The festival would be held from Friday, June 30 through Sunday, July 2 and would feature nightly concerts and tent camping areas for attendees to live in during the weekend. Representatives said they expected as many as 5,000 people from as far away as northern states like Wisconsin and Minnesota to attend.

That move was set to be voted on Wednesday evening, however, District One Commissioner Kathy Cooper, whose district the site sits in, said she had several concerns about the proposal.

"I feel like it's really been too fast, and I don't feel like I'd be able to vote on it today in a positive way," Cooper said.

Cooper said she was concerned about safety at the event, since no formal agreement had been reached with the Hall County Sheriff's Office to provide security, although representatives for the festival assured they would reach a deal with some local police force. Cooper also expressed concerns about the noise the concerts would create, citing nearby residents and livestock that could be impacted. She said if any nearby chicken farms are in use, young chickens could be at risk.

"The noise...when you have 'boom boom boom boom boom', you get these little baby chicks and they smother," Cooper said. "I raise chickens. They will all run in there, and there are hundreds of thousands of dollars worth of chickens in there if they're in that timing."

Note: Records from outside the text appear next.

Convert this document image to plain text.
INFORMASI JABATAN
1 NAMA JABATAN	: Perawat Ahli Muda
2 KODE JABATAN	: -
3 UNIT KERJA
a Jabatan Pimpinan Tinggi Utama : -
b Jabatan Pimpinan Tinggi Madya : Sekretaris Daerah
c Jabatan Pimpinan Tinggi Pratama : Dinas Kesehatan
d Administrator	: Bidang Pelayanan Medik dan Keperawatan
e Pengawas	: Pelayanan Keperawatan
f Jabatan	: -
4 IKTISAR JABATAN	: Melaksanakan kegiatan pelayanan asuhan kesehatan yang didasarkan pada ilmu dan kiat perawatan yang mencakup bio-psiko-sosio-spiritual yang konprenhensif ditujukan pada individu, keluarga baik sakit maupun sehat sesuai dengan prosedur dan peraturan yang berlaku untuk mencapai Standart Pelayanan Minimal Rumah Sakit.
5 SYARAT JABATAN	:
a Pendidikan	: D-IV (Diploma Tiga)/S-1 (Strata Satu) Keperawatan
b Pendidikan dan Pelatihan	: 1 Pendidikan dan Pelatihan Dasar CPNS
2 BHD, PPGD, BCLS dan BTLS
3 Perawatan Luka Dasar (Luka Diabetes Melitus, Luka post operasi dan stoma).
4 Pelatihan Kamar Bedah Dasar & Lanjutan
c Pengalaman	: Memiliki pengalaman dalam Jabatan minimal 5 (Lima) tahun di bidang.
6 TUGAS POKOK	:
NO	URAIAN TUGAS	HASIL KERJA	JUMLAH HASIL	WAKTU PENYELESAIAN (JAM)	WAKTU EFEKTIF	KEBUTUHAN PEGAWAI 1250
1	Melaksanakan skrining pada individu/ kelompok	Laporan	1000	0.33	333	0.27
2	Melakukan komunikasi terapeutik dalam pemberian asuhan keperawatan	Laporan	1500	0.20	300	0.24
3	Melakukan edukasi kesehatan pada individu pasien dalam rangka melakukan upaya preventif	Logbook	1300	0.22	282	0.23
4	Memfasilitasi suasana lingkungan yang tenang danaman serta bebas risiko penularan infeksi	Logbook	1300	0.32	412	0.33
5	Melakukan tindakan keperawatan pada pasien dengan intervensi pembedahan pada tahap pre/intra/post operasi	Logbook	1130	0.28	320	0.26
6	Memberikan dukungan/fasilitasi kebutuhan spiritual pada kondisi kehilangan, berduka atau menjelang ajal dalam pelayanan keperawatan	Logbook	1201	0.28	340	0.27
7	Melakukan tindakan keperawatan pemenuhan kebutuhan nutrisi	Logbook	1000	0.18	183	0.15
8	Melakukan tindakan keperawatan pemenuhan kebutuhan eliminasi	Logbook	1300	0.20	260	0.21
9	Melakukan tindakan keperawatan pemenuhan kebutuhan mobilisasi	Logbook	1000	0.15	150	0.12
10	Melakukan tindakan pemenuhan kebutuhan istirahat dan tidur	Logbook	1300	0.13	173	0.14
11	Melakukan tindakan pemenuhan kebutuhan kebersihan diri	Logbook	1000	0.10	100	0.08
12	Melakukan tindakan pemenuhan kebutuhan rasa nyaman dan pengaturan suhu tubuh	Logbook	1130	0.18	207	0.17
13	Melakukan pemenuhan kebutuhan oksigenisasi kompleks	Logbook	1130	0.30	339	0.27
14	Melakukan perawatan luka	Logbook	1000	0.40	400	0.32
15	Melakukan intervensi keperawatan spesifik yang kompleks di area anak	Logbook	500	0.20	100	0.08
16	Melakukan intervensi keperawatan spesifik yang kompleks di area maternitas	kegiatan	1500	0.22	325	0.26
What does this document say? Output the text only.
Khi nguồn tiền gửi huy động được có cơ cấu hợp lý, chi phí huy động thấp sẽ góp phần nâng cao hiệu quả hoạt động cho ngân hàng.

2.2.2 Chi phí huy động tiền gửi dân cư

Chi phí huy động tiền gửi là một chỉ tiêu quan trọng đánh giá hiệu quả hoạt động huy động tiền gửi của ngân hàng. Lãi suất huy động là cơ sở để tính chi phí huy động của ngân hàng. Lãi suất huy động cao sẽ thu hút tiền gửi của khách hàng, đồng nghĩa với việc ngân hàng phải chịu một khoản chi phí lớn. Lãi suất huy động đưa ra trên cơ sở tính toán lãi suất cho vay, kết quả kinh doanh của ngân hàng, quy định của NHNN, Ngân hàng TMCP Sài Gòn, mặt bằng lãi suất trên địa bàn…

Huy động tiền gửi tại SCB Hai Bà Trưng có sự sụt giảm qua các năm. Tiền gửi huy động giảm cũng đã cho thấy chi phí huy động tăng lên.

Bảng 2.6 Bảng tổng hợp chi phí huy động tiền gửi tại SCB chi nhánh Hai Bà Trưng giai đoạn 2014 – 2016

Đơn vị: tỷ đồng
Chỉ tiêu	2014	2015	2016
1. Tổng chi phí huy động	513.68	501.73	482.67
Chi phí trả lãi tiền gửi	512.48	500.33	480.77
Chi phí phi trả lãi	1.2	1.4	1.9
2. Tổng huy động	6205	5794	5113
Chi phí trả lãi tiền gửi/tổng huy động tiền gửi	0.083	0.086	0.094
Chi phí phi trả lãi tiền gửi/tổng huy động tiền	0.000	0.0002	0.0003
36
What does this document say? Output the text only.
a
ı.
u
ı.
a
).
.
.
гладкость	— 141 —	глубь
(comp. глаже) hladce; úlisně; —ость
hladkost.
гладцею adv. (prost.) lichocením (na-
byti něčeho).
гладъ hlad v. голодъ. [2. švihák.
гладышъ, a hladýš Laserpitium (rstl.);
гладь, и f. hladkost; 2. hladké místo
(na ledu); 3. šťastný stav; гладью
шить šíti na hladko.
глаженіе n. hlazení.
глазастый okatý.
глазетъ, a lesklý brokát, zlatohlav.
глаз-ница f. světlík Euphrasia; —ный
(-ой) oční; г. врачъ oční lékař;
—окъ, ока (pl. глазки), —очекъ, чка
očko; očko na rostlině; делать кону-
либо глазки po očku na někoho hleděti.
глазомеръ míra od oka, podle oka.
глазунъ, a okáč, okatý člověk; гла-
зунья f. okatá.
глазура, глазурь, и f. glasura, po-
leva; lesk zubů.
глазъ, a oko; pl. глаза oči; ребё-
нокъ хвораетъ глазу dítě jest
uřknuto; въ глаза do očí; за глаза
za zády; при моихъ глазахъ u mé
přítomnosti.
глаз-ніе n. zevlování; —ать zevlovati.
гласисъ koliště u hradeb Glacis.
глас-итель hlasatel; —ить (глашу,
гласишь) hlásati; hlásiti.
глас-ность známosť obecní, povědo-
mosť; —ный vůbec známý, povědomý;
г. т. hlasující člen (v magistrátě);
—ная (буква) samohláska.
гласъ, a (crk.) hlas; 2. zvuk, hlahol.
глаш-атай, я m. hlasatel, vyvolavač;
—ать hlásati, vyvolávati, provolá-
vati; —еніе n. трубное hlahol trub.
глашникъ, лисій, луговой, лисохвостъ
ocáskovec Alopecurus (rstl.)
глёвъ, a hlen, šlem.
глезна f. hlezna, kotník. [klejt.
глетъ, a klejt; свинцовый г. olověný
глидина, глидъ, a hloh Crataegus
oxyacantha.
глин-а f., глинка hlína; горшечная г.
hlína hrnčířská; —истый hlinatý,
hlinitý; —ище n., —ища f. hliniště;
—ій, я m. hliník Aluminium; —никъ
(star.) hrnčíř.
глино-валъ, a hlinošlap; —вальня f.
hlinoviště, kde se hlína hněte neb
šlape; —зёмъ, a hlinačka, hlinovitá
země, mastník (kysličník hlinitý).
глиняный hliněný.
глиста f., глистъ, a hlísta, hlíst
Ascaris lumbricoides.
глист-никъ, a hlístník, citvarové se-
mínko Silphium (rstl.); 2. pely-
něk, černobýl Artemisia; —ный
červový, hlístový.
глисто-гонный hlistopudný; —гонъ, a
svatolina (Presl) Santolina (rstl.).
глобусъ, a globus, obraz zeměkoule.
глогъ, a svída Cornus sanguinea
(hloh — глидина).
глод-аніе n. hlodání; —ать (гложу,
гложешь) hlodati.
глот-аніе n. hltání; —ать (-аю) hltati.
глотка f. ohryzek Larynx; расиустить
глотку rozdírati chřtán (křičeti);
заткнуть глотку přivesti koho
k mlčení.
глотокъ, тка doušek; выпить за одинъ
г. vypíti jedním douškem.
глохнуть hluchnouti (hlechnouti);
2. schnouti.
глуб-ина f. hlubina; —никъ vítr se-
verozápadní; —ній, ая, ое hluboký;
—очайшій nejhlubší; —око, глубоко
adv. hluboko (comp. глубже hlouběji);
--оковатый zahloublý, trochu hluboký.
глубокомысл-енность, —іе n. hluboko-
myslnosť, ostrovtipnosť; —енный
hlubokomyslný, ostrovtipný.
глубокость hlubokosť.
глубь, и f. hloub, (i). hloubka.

Festival representatives said noise monitors would be placed around the festival to make sure the concerts didn't cause too much impact.

Commissioner Scott Gibbs said he was concerned if the area was suitable for camping, but both festival and Road Atlanta representatives said they would ensure that no overcrowding would occur, saying a limit would be placed on the amount of tents allowed.

Cooper made a motion to deny the request, which was seconded by Commission Chairman Richard Higgins but ultimately rejected by a 3-2 vote with Commissioners Billy Powell, Scott Gibbs and Jeff Stowe voting against. Stowe then made a motion to approve the request with several conditions.

The conditions are that the concert is approved for that weekend, that the music only be allowed on Friday from 6:30 p.m. to 11:00 p.m., Saturday from 11:00 a.m. to 11:00 p.m. and Sunday from 1:00 p.m. to 9:00 p.m., that the Hall County Sheriff would have to approve the festival's security plan and copies be given to the county commission, that at least one police officer be there at all times, that enough portable toilets and showers be provided to the campers and that noise levels be under 104 decibels at 100 feet away from the venue.

The commission approved the motion with those conditions 3-2, with Stowe, Gibbs and Powell voting for and Cooper and Higgins voting against. Stowe said he felt the festival wouldn't be too invasive to the community.

"Right now, you could hold a race on Saturday night, with the old-style race cars that aren't muffled and go until midnight," Stowe said. "I don't see there's that big of a difference in what you're doing."

Cooper said despite her concerns she hopes the event succeeds.

"That's not what this is about, I'm for (the applicant). That's my part of the woods and I want good business down there," Cooper said. "I just have that fear that if it goes bad that it will hurt them in the future trying to do other things down there."